Abstract

Testing of the spin-component scaled second-order Møller-Plesset (SCS-MP2) method for the computation of noncovalent interaction energies is done with a database of 165 biologically relevant complexes. The effects of the spin-scaling procedure (i.e., MP2 vs SCS-MP2), the basis set size, and the corrections for basis set superposition error (BSSE) are systematically examined. When using two-point basis set extrapolations for the correlation energy, augmentation of the atomic orbital basis with computationally costly diffuse functions is found to be obsolete. In general, SCS-MP2 also improves results for noncovalent interactions statistically on MP2, and significant outliers are removed.
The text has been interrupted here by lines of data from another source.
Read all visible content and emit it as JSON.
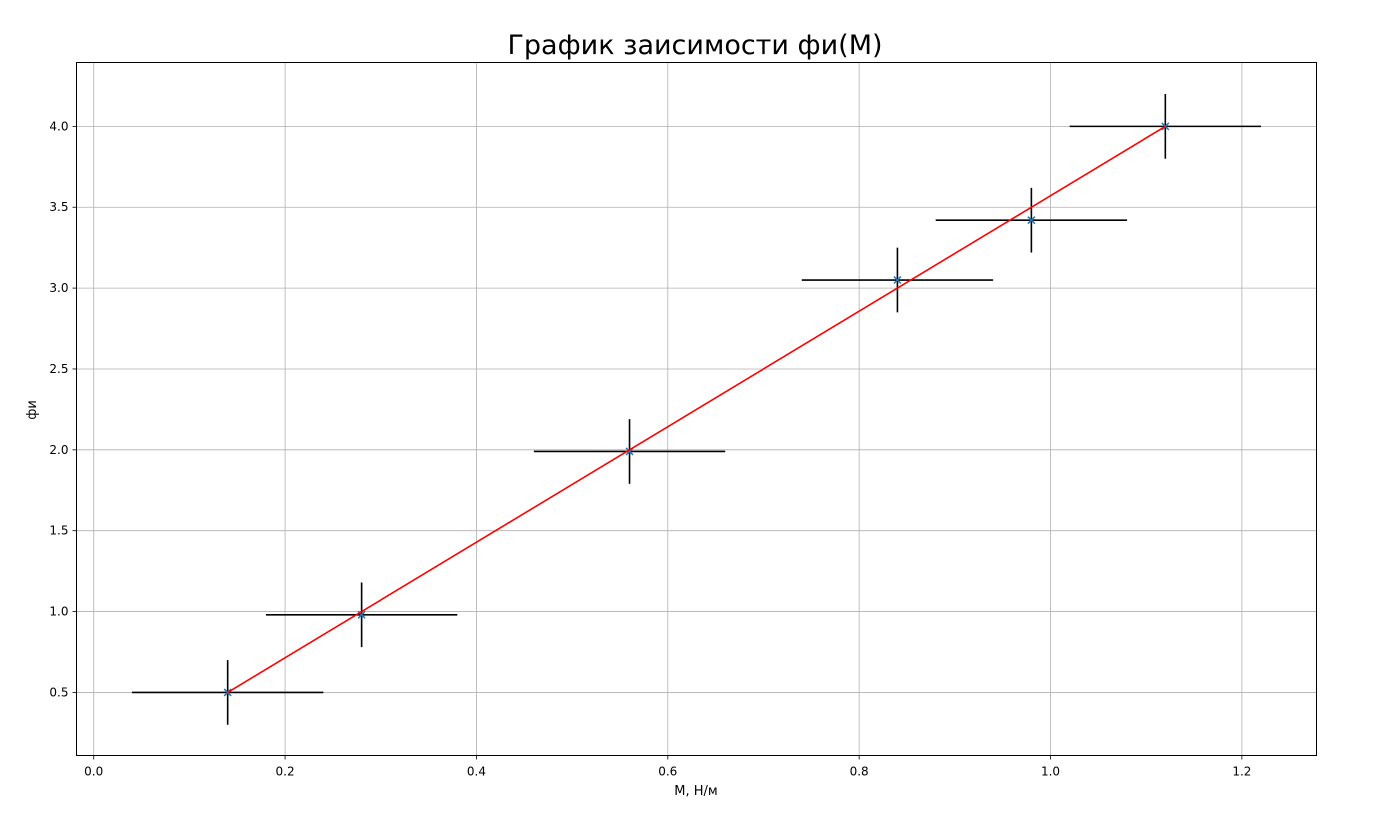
{
  "chart_data": {
    "type": "scatter",
    "title": "График заисимости фи(M)",
    "xlabel": "M, Н/м",
    "ylabel": "фи",
    "xlim": [
      -0.018,
      1.278
    ],
    "ylim": [
      0.11,
      4.395
    ],
    "xticks": [
      0.0,
      0.2,
      0.4,
      0.6,
      0.8,
      1.0,
      1.2
    ],
    "xtick_labels": [
      "0.0",
      "0.2",
      "0.4",
      "0.6",
      "0.8",
      "1.0",
      "1.2"
    ],
    "yticks": [
      0.5,
      1.0,
      1.5,
      2.0,
      2.5,
      3.0,
      3.5,
      4.0
    ],
    "ytick_labels": [
      "0.5",
      "1.0",
      "1.5",
      "2.0",
      "2.5",
      "3.0",
      "3.5",
      "4.0"
    ],
    "grid": true,
    "series": [
      {
        "kind": "points-with-errorbars",
        "marker": "x",
        "color": "#1f77b4",
        "errorbar_color": "#000000",
        "x": [
          0.14,
          0.28,
          0.56,
          0.84,
          0.98,
          1.12
        ],
        "y": [
          0.5,
          0.98,
          1.99,
          3.05,
          3.42,
          4.0
        ],
        "xerr": [
          0.1,
          0.1,
          0.1,
          0.1,
          0.1,
          0.1
        ],
        "yerr": [
          0.2,
          0.2,
          0.2,
          0.2,
          0.2,
          0.2
        ]
      },
      {
        "kind": "line",
        "color": "#ff0000",
        "x": [
          0.14,
          1.12
        ],
        "y": [
          0.5,
          4.0
        ]
      }
    ]
  }
}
Moreover, it is shown that effects of BSSE and one-particle basis set incompleteness almost cancel each other in the case of triple-zeta sets (SCS-MP2/TZVPP or SCS-MP2/cc-pVTZ without counterpoise correction), which opens a practical route to efficient computations for large systems. We recommend SCS-MP2 as the preferred quantum chemical wave function based method for the noncovalent interactions in large biologically relevant systems when reasonable coupled-cluster with single and double and perturbative triple excitations (CCSD(T)) calculations cannot be performed anymore. A comparison to MP2 and CCSD(T) interaction energies for n-alkane dimers, however, indicates (and this also holds to a lesser extent for hydrogen-bonded systems) limitations of SCS-MP2 when treating chemically "saturated" interactions. The different behavior of second-order perturbation theory for saturated and for stacked pi-systems is discussed.